A related concern is that extensive use of AI “wastes” vast amounts of water. This too is unfounded. For example, to match the water footprint of manufacturing one pair of jeans (3,000 to 4,000 liters of water), a user would need to interact extensively with an AI model, generating roughly 150,000 to 200,000 conversational prompts—even assuming high alarmist estimates of AI water consumption.

There is simply no evidence that data centers are increasing electricity prices. According to a comprehensive 2026 analysis by the Institute for Energy Research, the “number of data centers does not correlate with current electricity prices.” There is “a slightly positive but still statistically insignificant relationship between data centers and fast price increases,” meaning that any correlation is likely due to chance.

The reasoning behind this finding is fairly simple. Electric power systems require substantial upfront investments in generation facilities, transmission networks, and other infrastructure, along with long-term financial commitments that must be paid regardless of overall electricity consumption. As demand increases, these fixed costs can be distributed across a larger volume of electricity sales, helping to—if anything—keep rates lower on a per-unit basis. However, as TPA’s state-level electricity consumption estimates show, data centers simply are not accounting for a large enough percentage of overall consumption to move the needle.

As the below chart shows, related concerns about AI using significant amounts of electricity are also unfounded—using a conservative figure of approximately 0.3 watt-hours (Wh) per typical AI text prompt.

Source: TPA analysis of U.S. Department of Energy and the Energy Information Administration figures. 

While many policymakers are concerned about growing data center resource demands, consumption will likely level off or even decline over the next ten to fifteen years because of a number of factors, including more efficient water and electricity usage. For example, at the silicon level, the integration of next-generation optical computing and neuromorphic chips will likely reduce the electrical power required per computation compared to traditional copper-based processors. This can result in an “order of magnitude” less energy being consumed.

Simultaneously, data centers are moving away from evaporative water cooling in favor of closed-loop liquid cooling, direct-to-chip microfluidics, and ambient air systems. By sealing water inside a continuous, recirculating loop or utilizing non-potable dielectric fluids, facilities can drop their operational water consumption significantly while handling the extreme heat rejection required by high-density artificial intelligence clusters.

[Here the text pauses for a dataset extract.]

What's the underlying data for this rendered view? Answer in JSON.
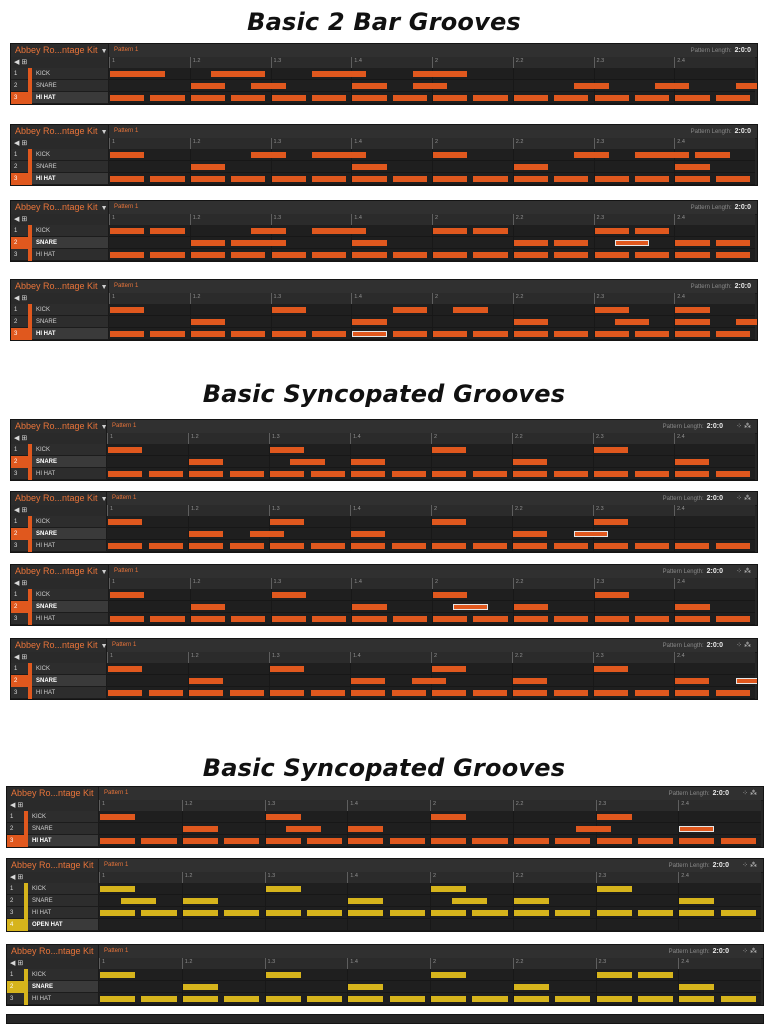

States and localities that embrace data center projects benefit from increased economic activity and, very often, surging tax revenue. According to a recent analysis by the National Conference of State Legislatures, “In Loudoun County, the center of Virginia’s so-called data center alley, data centers now pay enough in property taxes to fund the county’s entire general operations budget. A comprehensive 2024 data center study in Virginia found that data centers could bring significant benefits to localities in economically distressed areas of the state from increases in local tax revenue.”

Beyond direct taxes, developers frequently inject millions of dollars into communities upfront by completely financing major public utility upgrades, including rebuilding aging municipal water and sewer lines, upgrading local electrical grids, and expanding fiber-optic networks at no or very low cost to taxpayers.